The Edinburgh University expert added there has been a “big rise in cases in those communities”, warning the Indian variant “may be even more transmissible” that the form of Covid which spread throughout Scotland this winter, during the second wave of the pandemic.
She added that if this is the case, the response from the Test and Protect contract tracing service “needs to be super-robust”.
Prof Bauld also suggested that household mixing could be responsible for the rise in cases in Glasgow.
Speaking on BBC Radio Scotland’s Good Morning Scotland programme on Thursday, she said: “There has been a big rise in cases in those communities, so as we look ahead to Monday when there is going to be a lot of easing, questions will be asked about what is the profile of those cases when it comes to variants and what do we do to try to get on top of what looks like a cluster of outbreaks linked to household transmission.”
Prof Bauld stressed it is not for her to decide if Glasgow should have restrictions eased to Level 2 along with most of the rest of Scotland on Monday.
So far only Moray is unlikely to drop down a level under the Scottish Government’s five-tier system, due to high number of Covid-19 infections there.
Cases in Glasgow are at 70.9 per 100,000 people, Thursday’s data shows.
Across the country, one coronavirus death and 270 new cases were recorded in the past 24 hours.
First Minister Nicola Sturgeon has already said the situation in Glasgow is being monitored “very closely”.
Ms Sturgeon tweeted: “We are seeing an increase in cases in Glasgow just now and, amidst concern about the so-called Indian variant, we are monitoring it very closely.”
It comes as most of mainland Scotland prepares to move to Level 2 restrictions from May 17 – meaning people will once again be able to visit others inside their homes, with up to six people from up to three households allowed to gather indoors.
A further relaxation of the rules for the hospitality industry is also due then, with pubs and restaurants allowed to serve alcohol indoors, while cinemas and theatres will also be permitted to reopen.
Asked if Glasgow should move to Level 2, Prof Bauld said: “It is for policy colleagues to decide what happens.
“There is over 600,000 people living in Glasgow city authority, it seems perhaps premature to say once again… the whole city can’t move.
“I think a localised approach, concentrating on identification and support of cases, is the first step.

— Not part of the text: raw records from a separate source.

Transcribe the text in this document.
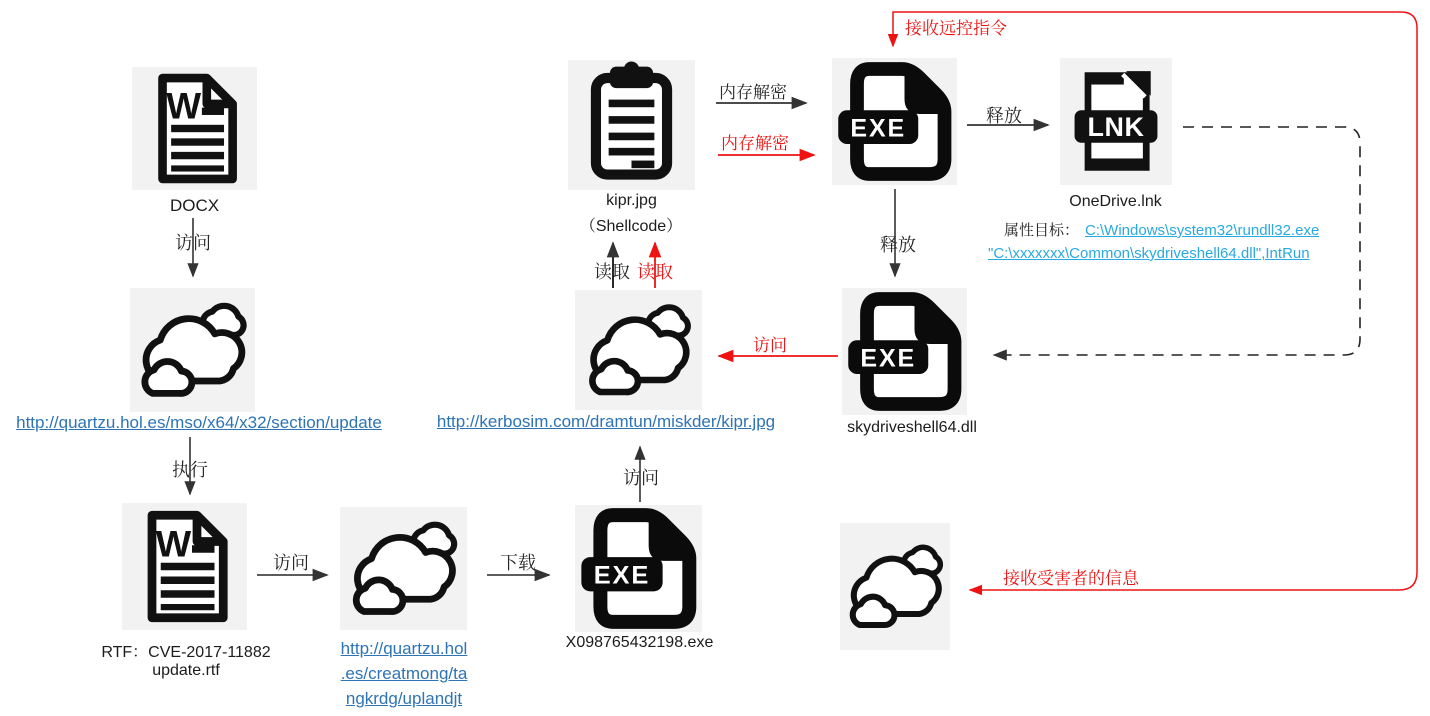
W
W
EXE
EXE	LNK
EXE
DOCX
http://quartzu.hol.es/mso/x64/x32/section/update
RTF：CVE-2017-11882
update.rtf
http://quartzu.hol
.es/creatmong/ta
ngkrdg/uplandjt
X098765432198.exe
http://kerbosim.com/dramtun/miskder/kipr.jpg
kipr.jpg
（Shellcode）
OneDrive.lnk
属性目标： C:\Windows\system32\rundll32.exe
"C:\xxxxxxx\Common\skydriveshell64.dll",IntRun
skydriveshell64.dll
访问
执行
访问	下载
访问
读取 读取
内存解密
内存解密
释放
释放
接收远控指令
访问
接收受害者的信息
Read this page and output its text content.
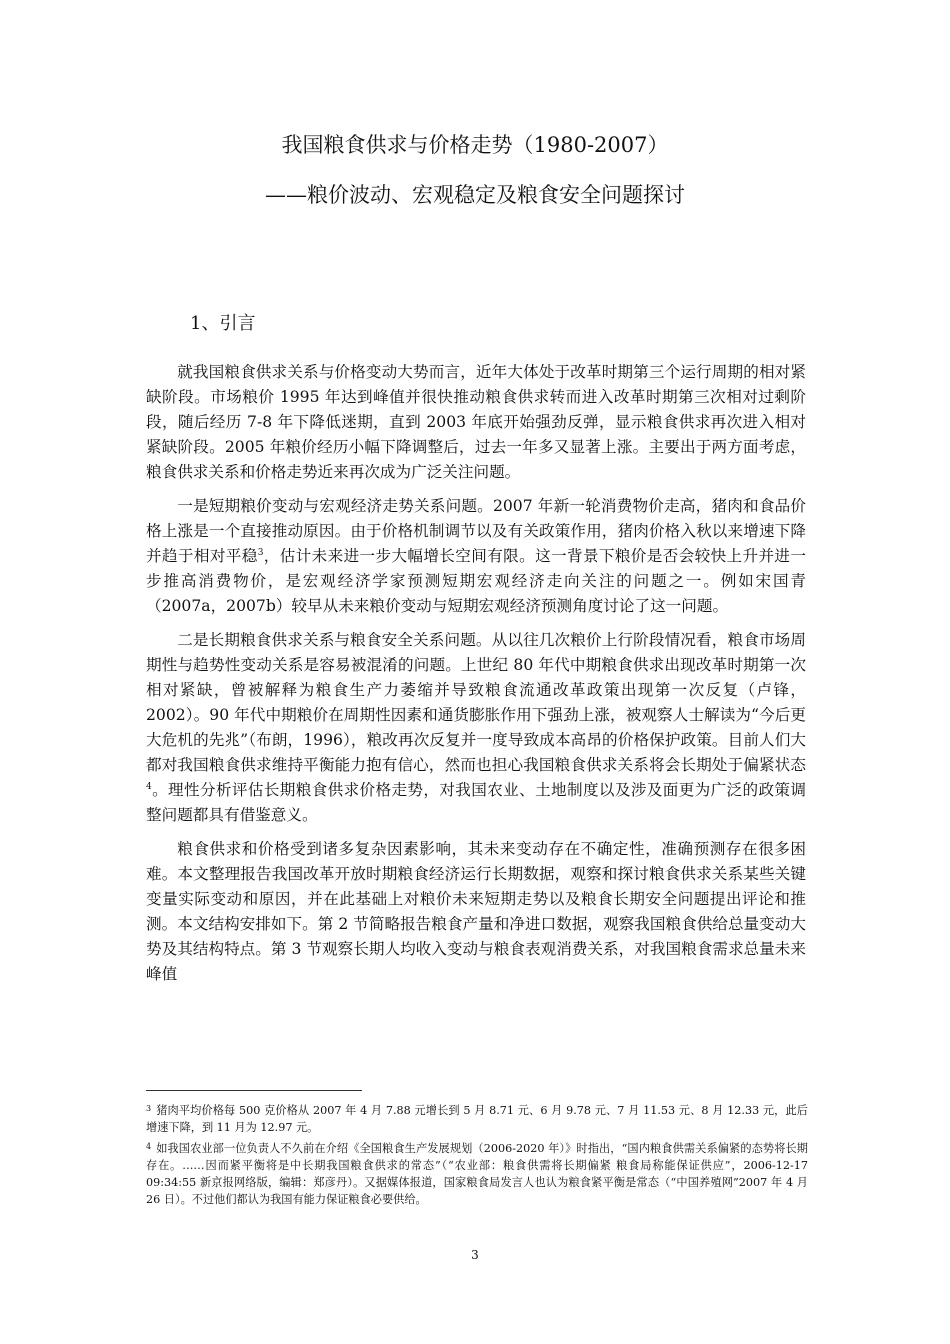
我国粮食供求与价格走势（1980-2007）
——粮价波动、宏观稳定及粮食安全问题探讨
1、引言

就我国粮食供求关系与价格变动大势而言，近年大体处于改革时期第三个运行周期的相对紧缺阶段。市场粮价 1995 年达到峰值并很快推动粮食供求转而进入改革时期第三次相对过剩阶段，随后经历 7-8 年下降低迷期，直到 2003 年底开始强劲反弹，显示粮食供求再次进入相对紧缺阶段。2005 年粮价经历小幅下降调整后，过去一年多又显著上涨。主要出于两方面考虑，粮食供求关系和价格走势近来再次成为广泛关注问题。

一是短期粮价变动与宏观经济走势关系问题。2007 年新一轮消费物价走高，猪肉和食品价格上涨是一个直接推动原因。由于价格机制调节以及有关政策作用，猪肉价格入秋以来增速下降并趋于相对平稳$^3$，估计未来进一步大幅增长空间有限。这一背景下粮价是否会较快上升并进一步推高消费物价，是宏观经济学家预测短期宏观经济走向关注的问题之一。例如宋国青（2007a，2007b）较早从未来粮价变动与短期宏观经济预测角度讨论了这一问题。

二是长期粮食供求关系与粮食安全关系问题。从以往几次粮价上行阶段情况看，粮食市场周期性与趋势性变动关系是容易被混淆的问题。上世纪 80 年代中期粮食供求出现改革时期第一次相对紧缺，曾被解释为粮食生产力萎缩并导致粮食流通改革政策出现第一次反复（卢锋，2002）。90 年代中期粮价在周期性因素和通货膨胀作用下强劲上涨，被观察人士解读为“今后更大危机的先兆”（布朗，1996），粮改再次反复并一度导致成本高昂的价格保护政策。目前人们大都对我国粮食供求维持平衡能力抱有信心，然而也担心我国粮食供求关系将会长期处于偏紧状态$^4$。理性分析评估长期粮食供求价格走势，对我国农业、土地制度以及涉及面更为广泛的政策调整问题都具有借鉴意义。

粮食供求和价格受到诸多复杂因素影响，其未来变动存在不确定性，准确预测存在很多困难。本文整理报告我国改革开放时期粮食经济运行长期数据，观察和探讨粮食供求关系某些关键变量实际变动和原因，并在此基础上对粮价未来短期走势以及粮食长期安全问题提出评论和推测。本文结构安排如下。第 2 节简略报告粮食产量和净进口数据，观察我国粮食供给总量变动大势及其结构特点。第 3 节观察长期人均收入变动与粮食表观消费关系，对我国粮食需求总量未来峰值

$^3$ 猪肉平均价格每 500 克价格从 2007 年 4 月 7.88 元增长到 5 月 8.71 元、6 月 9.78 元、7 月 11.53 元、8 月 12.33 元，此后增速下降，到 11 月为 12.97 元。

$^4$ 如我国农业部一位负责人不久前在介绍《全国粮食生产发展规划（2006-2020 年）》时指出，“国内粮食供需关系偏紧的态势将长期存在。……因而紧平衡将是中长期我国粮食供求的常态”（“农业部：粮食供需将长期偏紧 粮食局称能保证供应”，2006-12-17 09:34:55 新京报网络版，编辑：郑彦丹）。又据媒体报道，国家粮食局发言人也认为粮食紧平衡是常态（“中国养殖网”2007 年 4 月 26 日）。不过他们都认为我国有能力保证粮食必要供给。

3
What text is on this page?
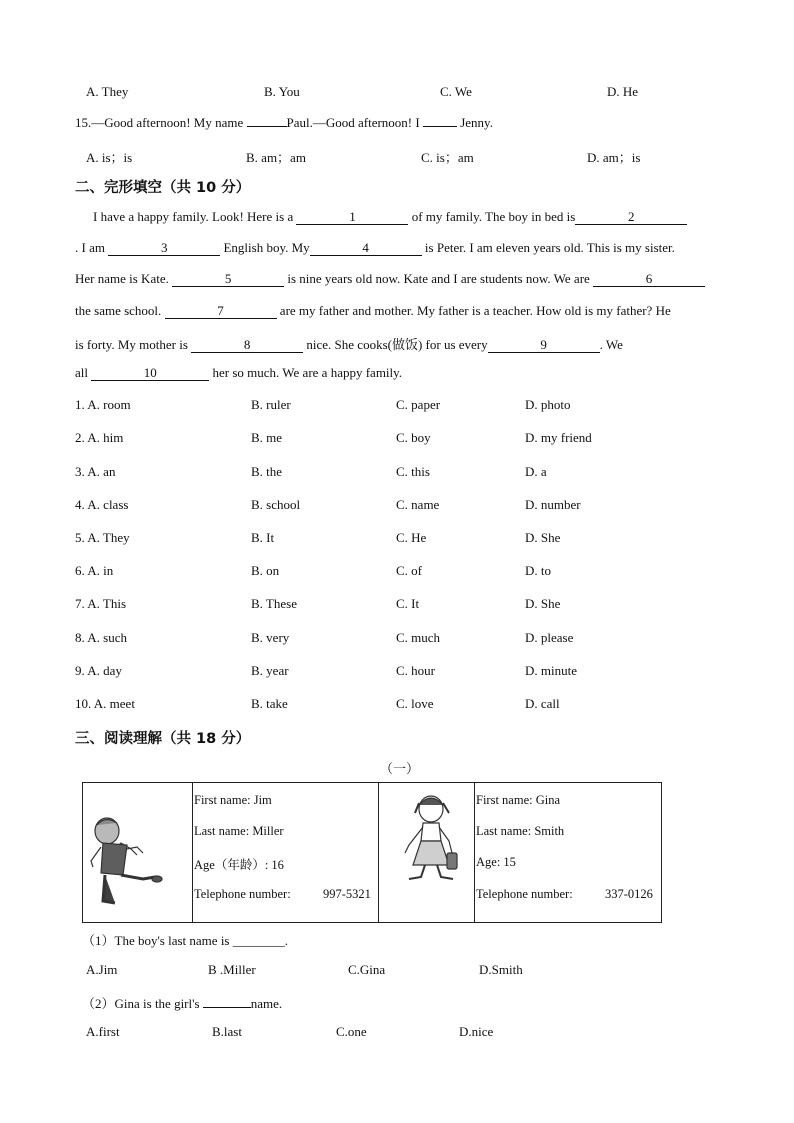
A. They	B. You	C. We	D. He
15.—Good afternoon! My name	Paul.—Good afternoon! I	Jenny.
A. is；is	B. am；am	C. is；am	D. am；is
二、完形填空（共 10 分）
I have a happy family. Look! Here is a	1	of my family. The boy in bed is	2
. I am	3	English boy. My	4	is Peter. I am eleven years old. This is my sister.
Her name is Kate.	5	is nine years old now. Kate and I are students now. We are	6
the same school.	7	are my father and mother. My father is a teacher. How old is my father? He
is forty. My mother is	8	nice. She cooks(做饭) for us every	9	. We
all	10	her so much. We are a happy family.
1. A. room	B. ruler	C. paper	D. photo
2. A. him	B. me	C. boy	D. my friend
3. A. an	B. the	C. this	D. a
4. A. class	B. school	C. name	D. number
5. A. They	B. It	C. He	D. She
6. A. in	B. on	C. of	D. to
7. A. This	B. These	C. It	D. She
8. A. such	B. very	C. much	D. please
9. A. day	B. year	C. hour	D. minute
10. A. meet	B. take	C. love	D. call
三、阅读理解（共 18 分）
（一）

First name: Jim
Last name: Miller
Age（年龄）: 16
Telephone number:	997-5321

First name: Gina
Last name: Smith
Age: 15
Telephone number:	337-0126
（1）The boy's last name is ________.
A.Jim	B .Miller	C.Gina	D.Smith
（2）Gina is the girl's	name.
A.first	B.last	C.one	D.nice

But obviously others will be making those decisions.
“We all need to try to follow the guidance and when more things open next week, do that really, really cautiously, just to make sure that we don’t have more community transmission, which at the moment looks like it is mostly in younger people.
“There is still very few people in hospital but remember there is a time lag to hospitalisation and that is what none of us want to see.”